While working for Mountain View, California-based LinkedIn Corp., Charu Sharma noticed a similar lack of mentorship and sponsorship opportunities for women and underrepresented minorities.

“I wanted to make it more accessible for all professionals to get the same access through mentoring,” she said, which led to the development of San Francisco-based NextPlay.Ai, an app that helps pair mentors and mentees. Individuals create profiles and answer a series of questions, which allows the software to create a mentor/mentee match and provides resources to help facilitate conversations.

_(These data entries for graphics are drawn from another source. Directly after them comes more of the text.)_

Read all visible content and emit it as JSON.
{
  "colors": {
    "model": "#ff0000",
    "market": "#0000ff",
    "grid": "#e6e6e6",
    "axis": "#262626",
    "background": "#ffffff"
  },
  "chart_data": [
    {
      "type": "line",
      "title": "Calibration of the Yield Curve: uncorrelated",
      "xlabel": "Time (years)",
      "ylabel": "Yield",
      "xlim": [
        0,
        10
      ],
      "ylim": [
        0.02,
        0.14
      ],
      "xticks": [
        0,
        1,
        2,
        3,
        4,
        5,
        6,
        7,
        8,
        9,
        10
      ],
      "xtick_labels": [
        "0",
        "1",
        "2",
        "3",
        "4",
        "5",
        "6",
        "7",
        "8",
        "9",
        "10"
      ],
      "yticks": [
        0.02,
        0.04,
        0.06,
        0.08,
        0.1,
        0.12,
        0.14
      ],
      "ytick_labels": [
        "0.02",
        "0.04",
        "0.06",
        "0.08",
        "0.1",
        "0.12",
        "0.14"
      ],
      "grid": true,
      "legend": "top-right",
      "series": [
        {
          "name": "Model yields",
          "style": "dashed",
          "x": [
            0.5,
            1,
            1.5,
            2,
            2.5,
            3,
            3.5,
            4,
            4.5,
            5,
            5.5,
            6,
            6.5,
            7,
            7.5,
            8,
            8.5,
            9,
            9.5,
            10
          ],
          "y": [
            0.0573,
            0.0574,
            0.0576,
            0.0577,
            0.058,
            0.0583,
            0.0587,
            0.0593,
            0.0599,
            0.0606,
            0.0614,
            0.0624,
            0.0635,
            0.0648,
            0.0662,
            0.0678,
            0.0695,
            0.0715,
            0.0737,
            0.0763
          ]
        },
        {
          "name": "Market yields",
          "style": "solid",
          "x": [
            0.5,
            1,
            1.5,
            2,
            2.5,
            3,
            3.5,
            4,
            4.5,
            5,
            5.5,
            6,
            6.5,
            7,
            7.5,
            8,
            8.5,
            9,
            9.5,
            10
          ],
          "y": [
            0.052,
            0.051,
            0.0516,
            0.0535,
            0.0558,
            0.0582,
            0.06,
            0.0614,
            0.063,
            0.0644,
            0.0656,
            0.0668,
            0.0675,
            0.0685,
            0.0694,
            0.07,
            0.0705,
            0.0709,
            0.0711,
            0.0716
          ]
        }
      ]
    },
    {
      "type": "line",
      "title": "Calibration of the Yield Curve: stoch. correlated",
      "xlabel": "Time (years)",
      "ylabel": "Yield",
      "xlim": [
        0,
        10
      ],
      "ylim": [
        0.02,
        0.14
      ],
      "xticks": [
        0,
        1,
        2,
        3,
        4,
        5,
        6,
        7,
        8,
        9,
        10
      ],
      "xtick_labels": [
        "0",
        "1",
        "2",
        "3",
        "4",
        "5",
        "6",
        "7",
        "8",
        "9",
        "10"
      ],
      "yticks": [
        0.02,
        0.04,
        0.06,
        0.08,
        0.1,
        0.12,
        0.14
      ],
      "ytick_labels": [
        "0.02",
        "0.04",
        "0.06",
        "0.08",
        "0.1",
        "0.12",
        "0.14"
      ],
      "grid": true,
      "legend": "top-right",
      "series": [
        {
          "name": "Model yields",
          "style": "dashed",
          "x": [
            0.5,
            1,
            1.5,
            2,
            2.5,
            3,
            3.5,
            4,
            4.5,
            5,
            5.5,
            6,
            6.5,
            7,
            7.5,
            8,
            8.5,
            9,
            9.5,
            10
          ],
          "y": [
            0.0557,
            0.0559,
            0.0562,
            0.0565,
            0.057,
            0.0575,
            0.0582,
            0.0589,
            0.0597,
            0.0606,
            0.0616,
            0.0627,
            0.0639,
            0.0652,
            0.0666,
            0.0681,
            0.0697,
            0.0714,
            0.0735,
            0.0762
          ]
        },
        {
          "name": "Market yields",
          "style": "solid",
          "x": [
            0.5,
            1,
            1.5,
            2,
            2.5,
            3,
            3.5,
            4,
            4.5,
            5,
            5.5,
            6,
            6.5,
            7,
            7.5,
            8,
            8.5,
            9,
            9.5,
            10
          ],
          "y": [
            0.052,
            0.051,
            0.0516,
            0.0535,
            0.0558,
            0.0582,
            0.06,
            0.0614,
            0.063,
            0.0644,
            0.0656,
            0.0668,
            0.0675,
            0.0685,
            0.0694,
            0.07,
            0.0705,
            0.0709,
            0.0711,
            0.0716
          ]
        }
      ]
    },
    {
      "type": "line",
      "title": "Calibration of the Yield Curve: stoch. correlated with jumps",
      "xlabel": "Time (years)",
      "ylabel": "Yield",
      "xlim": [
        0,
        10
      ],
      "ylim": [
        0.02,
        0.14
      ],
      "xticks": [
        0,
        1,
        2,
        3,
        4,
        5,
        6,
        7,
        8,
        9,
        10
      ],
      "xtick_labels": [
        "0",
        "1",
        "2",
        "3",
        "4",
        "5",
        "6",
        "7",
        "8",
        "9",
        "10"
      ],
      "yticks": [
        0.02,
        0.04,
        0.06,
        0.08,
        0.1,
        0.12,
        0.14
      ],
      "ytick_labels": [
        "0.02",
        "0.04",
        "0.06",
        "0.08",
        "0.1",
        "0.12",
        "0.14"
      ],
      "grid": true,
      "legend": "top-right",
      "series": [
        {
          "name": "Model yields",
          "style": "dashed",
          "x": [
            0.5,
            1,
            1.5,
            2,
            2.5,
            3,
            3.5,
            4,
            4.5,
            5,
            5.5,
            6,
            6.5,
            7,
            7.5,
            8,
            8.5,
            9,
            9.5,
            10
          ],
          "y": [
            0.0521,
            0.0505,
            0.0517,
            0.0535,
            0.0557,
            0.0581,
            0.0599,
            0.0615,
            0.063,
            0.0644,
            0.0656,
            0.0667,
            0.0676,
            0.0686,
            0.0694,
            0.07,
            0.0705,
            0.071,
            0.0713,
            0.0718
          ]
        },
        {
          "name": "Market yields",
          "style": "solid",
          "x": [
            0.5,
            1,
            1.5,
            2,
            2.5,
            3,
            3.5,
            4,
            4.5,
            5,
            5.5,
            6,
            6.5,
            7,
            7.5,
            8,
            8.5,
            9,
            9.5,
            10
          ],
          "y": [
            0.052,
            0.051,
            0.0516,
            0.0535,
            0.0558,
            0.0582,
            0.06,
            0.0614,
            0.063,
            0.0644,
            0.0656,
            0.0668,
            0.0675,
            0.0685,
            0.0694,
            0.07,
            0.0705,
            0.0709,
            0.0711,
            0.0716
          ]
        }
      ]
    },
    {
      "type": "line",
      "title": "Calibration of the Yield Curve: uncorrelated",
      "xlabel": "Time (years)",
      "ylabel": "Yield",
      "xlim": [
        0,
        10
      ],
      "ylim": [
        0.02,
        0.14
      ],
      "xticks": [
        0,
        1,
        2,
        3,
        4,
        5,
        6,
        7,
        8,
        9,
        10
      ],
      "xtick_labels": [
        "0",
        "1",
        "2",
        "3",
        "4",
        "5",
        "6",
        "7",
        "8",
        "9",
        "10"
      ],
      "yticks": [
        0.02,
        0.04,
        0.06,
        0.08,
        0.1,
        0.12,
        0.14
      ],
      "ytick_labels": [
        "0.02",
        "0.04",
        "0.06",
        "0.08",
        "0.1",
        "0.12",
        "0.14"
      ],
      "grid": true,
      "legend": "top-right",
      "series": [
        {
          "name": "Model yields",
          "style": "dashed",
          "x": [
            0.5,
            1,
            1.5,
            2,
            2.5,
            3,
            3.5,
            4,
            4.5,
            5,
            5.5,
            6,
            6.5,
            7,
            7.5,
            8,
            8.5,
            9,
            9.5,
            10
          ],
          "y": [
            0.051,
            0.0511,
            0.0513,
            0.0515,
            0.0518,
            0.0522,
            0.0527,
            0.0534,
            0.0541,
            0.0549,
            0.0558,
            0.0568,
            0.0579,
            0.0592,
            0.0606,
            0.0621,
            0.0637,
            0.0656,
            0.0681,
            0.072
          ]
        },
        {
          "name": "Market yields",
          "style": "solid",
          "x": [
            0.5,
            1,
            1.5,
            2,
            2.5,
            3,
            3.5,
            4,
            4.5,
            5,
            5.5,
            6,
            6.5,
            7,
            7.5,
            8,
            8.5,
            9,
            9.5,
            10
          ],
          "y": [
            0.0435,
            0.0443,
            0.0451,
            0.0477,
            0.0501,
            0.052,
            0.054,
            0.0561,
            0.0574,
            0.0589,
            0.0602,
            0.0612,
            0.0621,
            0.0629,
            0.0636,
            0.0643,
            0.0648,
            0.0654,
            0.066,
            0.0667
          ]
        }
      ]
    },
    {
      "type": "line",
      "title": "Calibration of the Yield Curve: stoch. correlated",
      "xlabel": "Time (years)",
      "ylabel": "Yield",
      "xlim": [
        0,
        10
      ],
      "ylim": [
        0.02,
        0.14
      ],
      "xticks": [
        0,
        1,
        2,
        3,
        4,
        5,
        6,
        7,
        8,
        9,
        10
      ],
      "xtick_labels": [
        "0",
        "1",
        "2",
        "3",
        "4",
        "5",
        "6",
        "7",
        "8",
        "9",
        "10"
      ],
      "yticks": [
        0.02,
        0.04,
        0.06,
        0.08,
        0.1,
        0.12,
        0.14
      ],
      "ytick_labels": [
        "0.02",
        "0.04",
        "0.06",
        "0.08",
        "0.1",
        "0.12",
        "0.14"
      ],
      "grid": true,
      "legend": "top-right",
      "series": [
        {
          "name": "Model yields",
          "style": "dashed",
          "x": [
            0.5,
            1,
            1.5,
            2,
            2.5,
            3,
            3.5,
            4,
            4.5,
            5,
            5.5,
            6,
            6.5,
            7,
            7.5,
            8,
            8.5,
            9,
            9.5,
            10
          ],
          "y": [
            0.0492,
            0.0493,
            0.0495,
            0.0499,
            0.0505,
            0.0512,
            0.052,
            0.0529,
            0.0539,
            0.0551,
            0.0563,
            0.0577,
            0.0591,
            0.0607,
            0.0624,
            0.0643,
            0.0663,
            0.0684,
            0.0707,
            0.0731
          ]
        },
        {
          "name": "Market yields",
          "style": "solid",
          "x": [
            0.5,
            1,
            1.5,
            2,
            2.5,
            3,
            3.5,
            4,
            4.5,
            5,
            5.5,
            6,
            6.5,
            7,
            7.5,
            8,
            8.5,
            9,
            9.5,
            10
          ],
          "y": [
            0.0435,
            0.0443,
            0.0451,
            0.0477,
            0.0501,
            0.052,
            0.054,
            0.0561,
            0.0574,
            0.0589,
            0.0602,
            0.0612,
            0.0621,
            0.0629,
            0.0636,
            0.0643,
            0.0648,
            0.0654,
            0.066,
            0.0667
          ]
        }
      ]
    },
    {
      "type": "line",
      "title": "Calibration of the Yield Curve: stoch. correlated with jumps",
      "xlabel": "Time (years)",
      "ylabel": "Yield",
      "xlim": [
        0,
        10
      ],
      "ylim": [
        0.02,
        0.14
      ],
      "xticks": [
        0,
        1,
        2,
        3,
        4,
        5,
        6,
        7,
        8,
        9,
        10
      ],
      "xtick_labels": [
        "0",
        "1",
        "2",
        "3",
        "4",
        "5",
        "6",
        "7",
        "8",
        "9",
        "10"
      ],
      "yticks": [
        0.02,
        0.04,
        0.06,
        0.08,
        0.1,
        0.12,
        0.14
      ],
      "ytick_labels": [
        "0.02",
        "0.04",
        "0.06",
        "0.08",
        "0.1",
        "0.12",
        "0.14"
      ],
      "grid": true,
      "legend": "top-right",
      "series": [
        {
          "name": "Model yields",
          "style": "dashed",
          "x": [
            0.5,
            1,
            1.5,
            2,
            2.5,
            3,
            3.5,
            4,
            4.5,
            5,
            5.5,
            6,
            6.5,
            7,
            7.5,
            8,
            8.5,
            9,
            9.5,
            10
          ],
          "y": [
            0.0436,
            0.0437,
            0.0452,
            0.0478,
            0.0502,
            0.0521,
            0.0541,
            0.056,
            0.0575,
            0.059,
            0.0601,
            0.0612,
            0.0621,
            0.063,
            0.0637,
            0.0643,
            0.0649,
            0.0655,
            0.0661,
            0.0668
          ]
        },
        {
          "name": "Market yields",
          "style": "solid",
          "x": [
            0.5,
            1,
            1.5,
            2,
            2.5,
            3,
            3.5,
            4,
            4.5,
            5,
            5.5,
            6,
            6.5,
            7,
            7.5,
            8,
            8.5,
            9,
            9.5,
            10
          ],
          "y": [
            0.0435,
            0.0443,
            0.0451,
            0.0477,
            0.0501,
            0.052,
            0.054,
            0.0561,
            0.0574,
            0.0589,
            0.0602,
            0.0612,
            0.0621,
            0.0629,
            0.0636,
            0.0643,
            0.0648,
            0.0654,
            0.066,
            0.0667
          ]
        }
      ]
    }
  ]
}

A mentee may request to be matched with a leader who is a woman of color, a working parent, or someone in another area of business that the worker desires to learn about. Currently, NextPlay has about 30 client companies.

Businesses are looking into how to create opportunities for underrepresented groups, and Mr. Wheat said he hopes to see more projects that enable workers to prove their capabilities or low-level leadership roles available to create opportunities for those workers to prove themselves and move up, which will then later broaden the diversity of organizations in upper management.

The key question is how to get executives “not part of ethnic groups to be mentors to younger, underrepresented groups to allow them to build those skill sets?” he said. “I think everyone is trying to figure out that right now.” “We’re all facing similar challenges … everyone is concerned about the mass of intellectual capital that will be leaving the industry in the next five to 10 years due to retirement,” said Ms. Yim. “You have to demonstrate that … you really want to have the best talent, and it has to be diverse because the client base is diverse and becoming more diverse.”